3 Common Muscular Imbalances and Strategies to Correct Them

Is muscular imbalance causing your back or neck pain or leading to a potential injury? As an Exercise Physiologist at PLC, one of my roles is to screen patients for muscular imbalances.  These imbalances are not limited to athletes and can be due to a number of factors like lack of joint mobility or instability/weakness of a muscle group. This can happen when you overwork one muscle group and under work its opposing muscle group by doing simple things such as lifting a child repetitively or sitting in one position too long at the computer. Here are three of the most common imbalances we see and some simple strategies to begin the restoration process.

  1. Anterior Pelvic Tilt:  This occurs when the front of the pelvis is tilted forward or looks down and can be a combination of tight hip flexors & lats, or a weakening of the deep core stabilizers, such as the transverse abdominis.  Since most of sit for a good portion of the day, it is a safe bet that our hip flexors become shortened.  A good place to start is by stretching the hip flexors.

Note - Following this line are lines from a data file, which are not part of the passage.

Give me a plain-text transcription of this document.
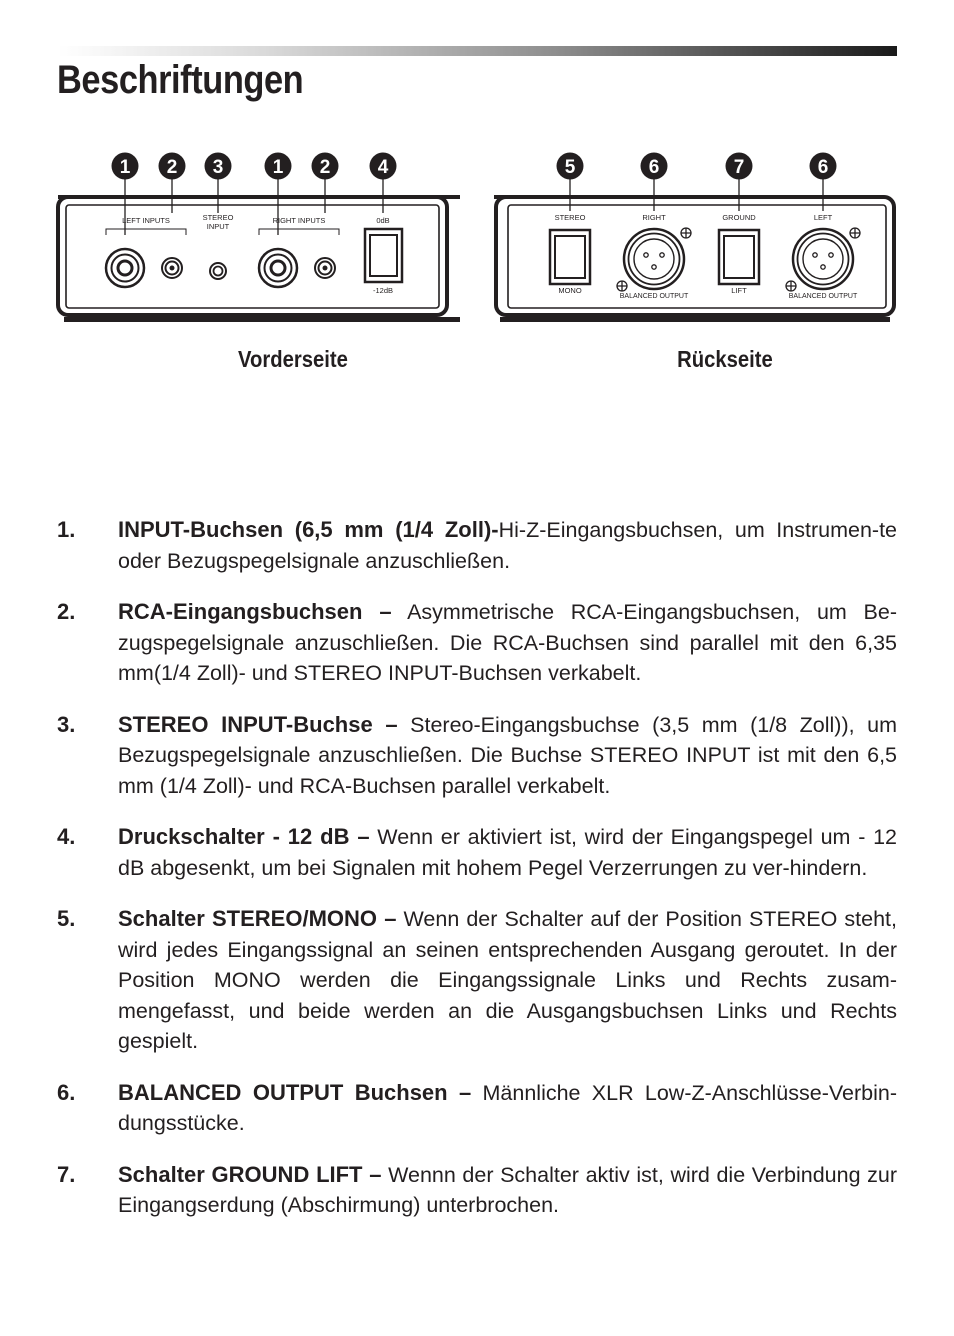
Beschriftungen
1 2 3	1 2 4
LEFT INPUTS	STEREO
INPUT
RIGHT INPUTS	0dB
-12dB
5	6	7	6
STEREO
MONO
RIGHT
BALANCED OUTPUT
GROUND
LIFT
LEFT
BALANCED OUTPUT

Vorderseite	Rückseite

1.	INPUT-Buchsen (6,5 mm (1/4 Zoll)-Hi-Z-Eingangsbuchsen, um Instrumen-te oder Bezugspegelsignale anzuschließen.
2.	RCA-Eingangsbuchsen – Asymmetrische RCA-Eingangsbuchsen, um Be-zugspegelsignale anzuschließen. Die RCA-Buchsen sind parallel mit den 6,35 mm(1/4 Zoll)- und STEREO INPUT-Buchsen verkabelt.
3.	STEREO INPUT-Buchse – Stereo-Eingangsbuchse (3,5 mm (1/8 Zoll)), um Bezugspegelsignale anzuschließen. Die Buchse STEREO INPUT ist mit den 6,5 mm (1/4 Zoll)- und RCA-Buchsen parallel verkabelt.
4.	Druckschalter - 12 dB – Wenn er aktiviert ist, wird der Eingangspegel um - 12 dB abgesenkt, um bei Signalen mit hohem Pegel Verzerrungen zu ver-hindern.
5.	Schalter STEREO/MONO – Wenn der Schalter auf der Position STEREO steht, wird jedes Eingangssignal an seinen entsprechenden Ausgang geroutet. In der Position MONO werden die Eingangssignale Links und Rechts zusam-mengefasst, und beide werden an die Ausgangsbuchsen Links und Rechts gespielt.
6.	BALANCED OUTPUT Buchsen – Männliche XLR Low-Z-Anschlüsse-Verbin-dungsstücke.
7.	Schalter GROUND LIFT – Wennn der Schalter aktiv ist, wird die Verbindung zur Eingangserdung (Abschirmung) unterbrochen.
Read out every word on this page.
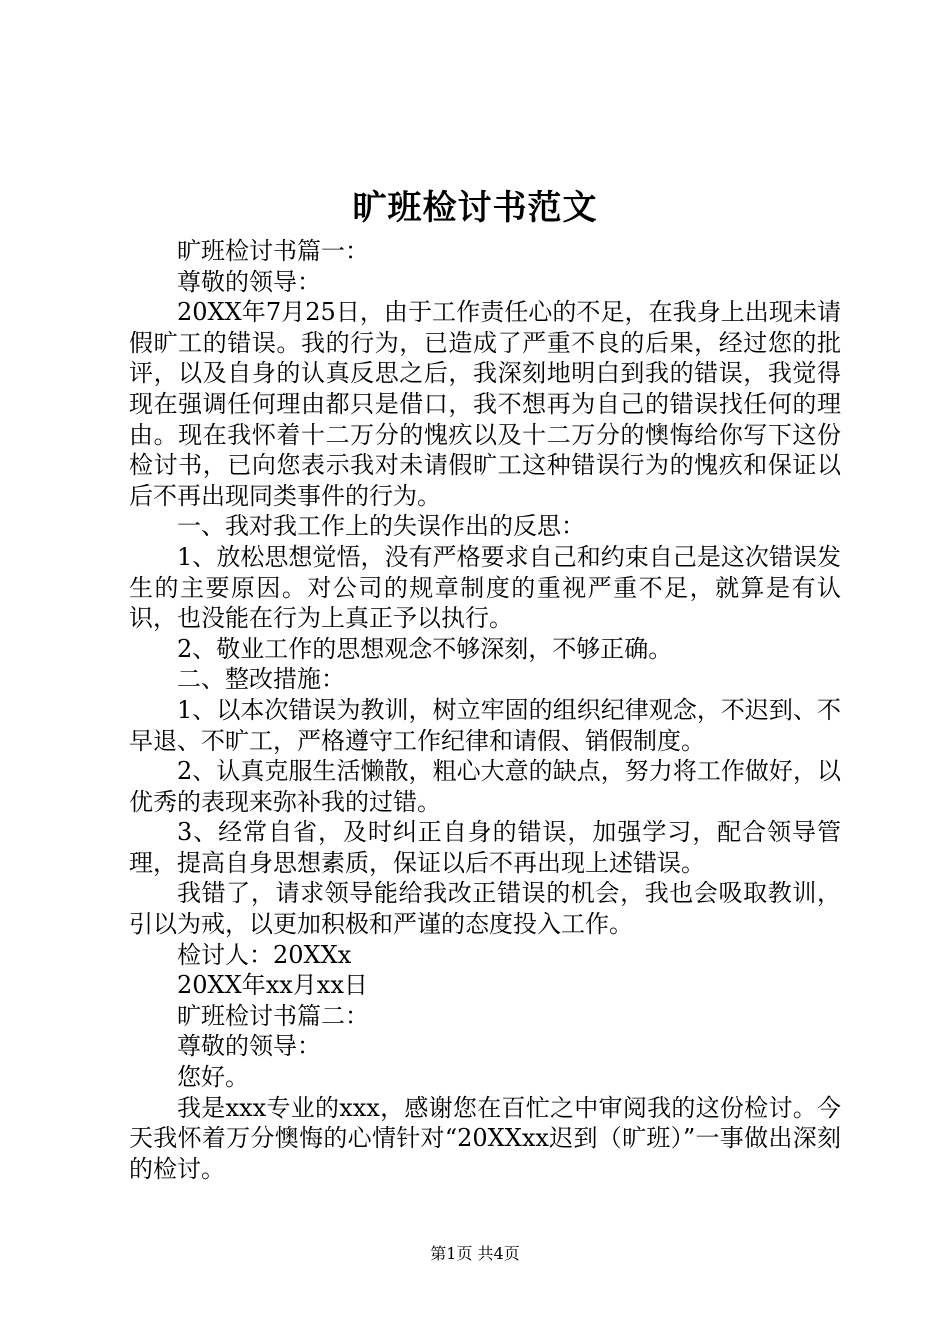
旷班检讨书范文

旷班检讨书篇一：

尊敬的领导：

20XX年7月25日，由于工作责任心的不足，在我身上出现未请假旷工的错误。我的行为，已造成了严重不良的后果，经过您的批评，以及自身的认真反思之后，我深刻地明白到我的错误，我觉得现在强调任何理由都只是借口，我不想再为自己的错误找任何的理由。现在我怀着十二万分的愧疚以及十二万分的懊悔给你写下这份检讨书，已向您表示我对未请假旷工这种错误行为的愧疚和保证以后不再出现同类事件的行为。

一、我对我工作上的失误作出的反思：

1、放松思想觉悟，没有严格要求自己和约束自己是这次错误发生的主要原因。对公司的规章制度的重视严重不足，就算是有认识，也没能在行为上真正予以执行。

2、敬业工作的思想观念不够深刻，不够正确。

二、整改措施：

1、以本次错误为教训，树立牢固的组织纪律观念，不迟到、不早退、不旷工，严格遵守工作纪律和请假、销假制度。

2、认真克服生活懒散，粗心大意的缺点，努力将工作做好，以优秀的表现来弥补我的过错。

3、经常自省，及时纠正自身的错误，加强学习，配合领导管理，提高自身思想素质，保证以后不再出现上述错误。

我错了，请求领导能给我改正错误的机会，我也会吸取教训，引以为戒，以更加积极和严谨的态度投入工作。

检讨人：20XXx

20XX年xx月xx日

旷班检讨书篇二：

尊敬的领导：

您好。

我是xxx专业的xxx，感谢您在百忙之中审阅我的这份检讨。今天我怀着万分懊悔的心情针对“20XXxx迟到（旷班）”一事做出深刻的检讨。

第1页 共4页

  1. Rounded Shoulders:  Ever feel like your shoulders are creeping forward.  If so, then a quick posture screen would most likely show that your shoulders are drifting forward.  To correct this, we need to strengthen the muscles of the upper back and posterior (back side) of the shoulder.  The best exercise for this is performing Prone Y’s on a Physioball.
  1. Loss of Hip Mobility:  Typically this is due to lack of movement.  One of my favorite exercises to prescribe for this is Quadruped Hip Circles.  This exercise not only strengthens the muscle around the hip joint, but actively takes the joint through a large range of motion to help restore mobility.

Performing these exercises can help restore balance back to the intended area.  However, be sure to have your movement and posture screened by a trained professional.  This will ensure that what you are feeling is actually occurring and a proper exercise prescription can be developed and safely implemented.